>>What would the world look like if everyone were aware of the stereotypes that they have and the biases that they have? When we talk about unconscious bias we're basically saying our worldview can exert an influence beyond our conscious awareness and it creates ambiguity. >>You go to an engineer who's built something extremely innovative and you say, Who do you think your user is?
This is where I have the most fun. My name is T. V.
Ramen. I led our work on Android accessability for 3 years. Write down everything that you think you know about your user with respect to abilities, inabilities, special abilities, disabilities.
Almost every assumption that you write down about this is the user I think I'm building for is questionable, because our various unconscious biases define the boundaries you're unwilling to expand. >>These biases, they're the shortcuts that our brain has created so that we can deal with the information that we process every single day. >>Right when we see anyone, whether we think about it or not we are implicitly, automatically making judgements about how warm and competant that person or thing is.
>>All humans need to make decisions. We fill in the blanks because our brains are wired to do that and we fill in the things we don't know with past experience. Oh, you pattern map to someone I think I should hire so I'm going to hire you versus this person because they didn't map, because I can't fill in the blank, because they don't look like me or they're not from my same background so I can't see how they're going to make the jump.
>>Every single person is great at things you may not expect but it's really hard for us to see that when we're so powerfully guided by things we expect to be true in the world. >>I grew up surrounded with this conversation about what you can't do and what you won't be able to do. My name's Enrico and I'm an autistic software engineer.
The first time I went through the performance review process I was asked for 5 strengths. It was the first time that I had ever been prompted to think in that way about myself and it was a life changing moment for me. >>When we are working in our day to day jobs we are still making judgements about the people around us, about the resumes we see, about the employess that we're trying to decide whether to put them on teams or not.
>>People are very wedded to the idea that that they can percieve something objectively and statistically they're wrong, but it's hard. You become attached to this idea that you can assess something by looking at it. >>These subtle assumptions we make about people can have lasting effects on who we're promoting, who we're hiring, who we're putting in leadership positions.

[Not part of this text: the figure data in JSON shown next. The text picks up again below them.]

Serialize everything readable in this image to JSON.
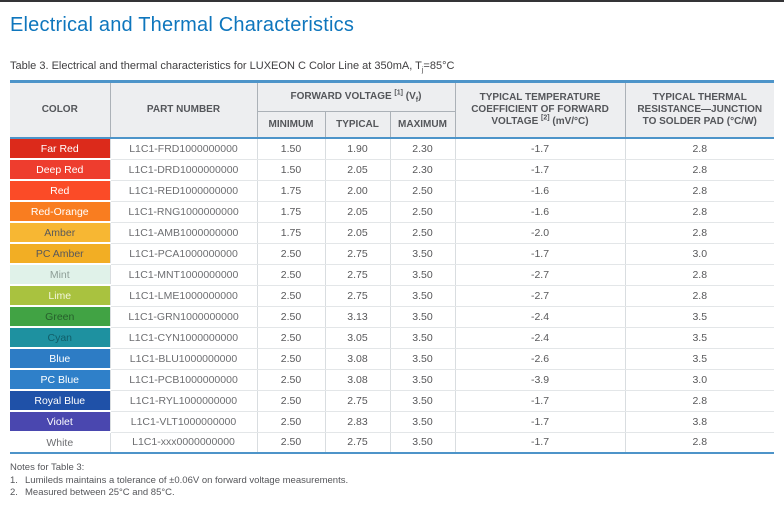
{
  "page": {
    "title": "Electrical and Thermal Characteristics",
    "caption": {
      "prefix": "Table 3. Electrical and thermal characteristics for LUXEON C Color Line at 350mA, T",
      "subscript": "j",
      "suffix": "=85°C"
    }
  },
  "accent_colors": {
    "title_blue": "#0e76bd",
    "table_rule_blue": "#4d94c9",
    "header_bg": "#edeef0",
    "header_text": "#54565a"
  },
  "table": {
    "headers": {
      "color": "COLOR",
      "part_number": "PART NUMBER",
      "fv_label": "FORWARD VOLTAGE",
      "fv_note_ref": "[1]",
      "fv_symbol_open": "(V",
      "fv_symbol_sub": "f",
      "fv_symbol_close": ")",
      "min": "MINIMUM",
      "typical": "TYPICAL",
      "max": "MAXIMUM",
      "temp_coeff_label": "TYPICAL TEMPERATURE COEFFICIENT OF FORWARD VOLTAGE",
      "temp_coeff_note_ref": "[2]",
      "temp_coeff_unit": "(mV/°C)",
      "thermal_resistance": "TYPICAL THERMAL RESISTANCE—JUNCTION TO SOLDER PAD (°C/W)"
    },
    "rows": [
      {
        "color": "Far Red",
        "part": "L1C1-FRD1000000000",
        "min": "1.50",
        "typ": "1.90",
        "max": "2.30",
        "coeff": "-1.7",
        "rth": "2.8",
        "bg": "#dc2a1b",
        "fg": "#ffffff"
      },
      {
        "color": "Deep Red",
        "part": "L1C1-DRD1000000000",
        "min": "1.50",
        "typ": "2.05",
        "max": "2.30",
        "coeff": "-1.7",
        "rth": "2.8",
        "bg": "#ee3d2e",
        "fg": "#ffffff"
      },
      {
        "color": "Red",
        "part": "L1C1-RED1000000000",
        "min": "1.75",
        "typ": "2.00",
        "max": "2.50",
        "coeff": "-1.6",
        "rth": "2.8",
        "bg": "#fb4b27",
        "fg": "#ffffff"
      },
      {
        "color": "Red-Orange",
        "part": "L1C1-RNG1000000000",
        "min": "1.75",
        "typ": "2.05",
        "max": "2.50",
        "coeff": "-1.6",
        "rth": "2.8",
        "bg": "#f97d20",
        "fg": "#ffffff"
      },
      {
        "color": "Amber",
        "part": "L1C1-AMB1000000000",
        "min": "1.75",
        "typ": "2.05",
        "max": "2.50",
        "coeff": "-2.0",
        "rth": "2.8",
        "bg": "#f7b733",
        "fg": "#58585a"
      },
      {
        "color": "PC Amber",
        "part": "L1C1-PCA1000000000",
        "min": "2.50",
        "typ": "2.75",
        "max": "3.50",
        "coeff": "-1.7",
        "rth": "3.0",
        "bg": "#f2ae24",
        "fg": "#58585a"
      },
      {
        "color": "Mint",
        "part": "L1C1-MNT1000000000",
        "min": "2.50",
        "typ": "2.75",
        "max": "3.50",
        "coeff": "-2.7",
        "rth": "2.8",
        "bg": "#e0f2e9",
        "fg": "#8d9e96"
      },
      {
        "color": "Lime",
        "part": "L1C1-LME1000000000",
        "min": "2.50",
        "typ": "2.75",
        "max": "3.50",
        "coeff": "-2.7",
        "rth": "2.8",
        "bg": "#a9c23f",
        "fg": "#f2f5dc"
      },
      {
        "color": "Green",
        "part": "L1C1-GRN1000000000",
        "min": "2.50",
        "typ": "3.13",
        "max": "3.50",
        "coeff": "-2.4",
        "rth": "3.5",
        "bg": "#41a344",
        "fg": "#265f2c"
      },
      {
        "color": "Cyan",
        "part": "L1C1-CYN1000000000",
        "min": "2.50",
        "typ": "3.05",
        "max": "3.50",
        "coeff": "-2.4",
        "rth": "3.5",
        "bg": "#1e91a0",
        "fg": "#115e69"
      },
      {
        "color": "Blue",
        "part": "L1C1-BLU1000000000",
        "min": "2.50",
        "typ": "3.08",
        "max": "3.50",
        "coeff": "-2.6",
        "rth": "3.5",
        "bg": "#2d7cc5",
        "fg": "#ffffff"
      },
      {
        "color": "PC Blue",
        "part": "L1C1-PCB1000000000",
        "min": "2.50",
        "typ": "3.08",
        "max": "3.50",
        "coeff": "-3.9",
        "rth": "3.0",
        "bg": "#2f80c9",
        "fg": "#ffffff"
      },
      {
        "color": "Royal Blue",
        "part": "L1C1-RYL1000000000",
        "min": "2.50",
        "typ": "2.75",
        "max": "3.50",
        "coeff": "-1.7",
        "rth": "2.8",
        "bg": "#1f51a8",
        "fg": "#ffffff"
      },
      {
        "color": "Violet",
        "part": "L1C1-VLT1000000000",
        "min": "2.50",
        "typ": "2.83",
        "max": "3.50",
        "coeff": "-1.7",
        "rth": "3.8",
        "bg": "#4a47af",
        "fg": "#ffffff"
      },
      {
        "color": "White",
        "part": "L1C1-xxx0000000000",
        "min": "2.50",
        "typ": "2.75",
        "max": "3.50",
        "coeff": "-1.7",
        "rth": "2.8",
        "bg": "#ffffff",
        "fg": "#6d6e71"
      }
    ]
  },
  "notes": {
    "title": "Notes for Table 3:",
    "items": [
      {
        "num": "1.",
        "text": "Lumileds maintains a tolerance of ±0.06V on forward voltage measurements."
      },
      {
        "num": "2.",
        "text": "Measured between 25°C and 85°C."
      }
    ]
  }
}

We have the responsibility to understand the assumptions that we make and understand the errors that we make. >>But it's not just for the collective good. If you take the time to understand more about this, There are things that you can implement for yourself that will help you develop as a leader and to do your job even better.
>>It made me realize how often I have a very strong belief that is simply incorrect. When I look at one of these evaluation situations I ask, How can I eliminate the sources of potential bias and leave just the data so that we can make better decisions. >>If you're not conscious of the biases that you have, you're just not contributing at the level that you could, and you're not innovating at the level that you could, and so your products won't be as good.
Your results won't be as good. >>When you think outside the box with respect to the assumptions you made about how someone will use this wonderful thing you've built and when you broaden that perspective as to who you change the world for you build something even bigger.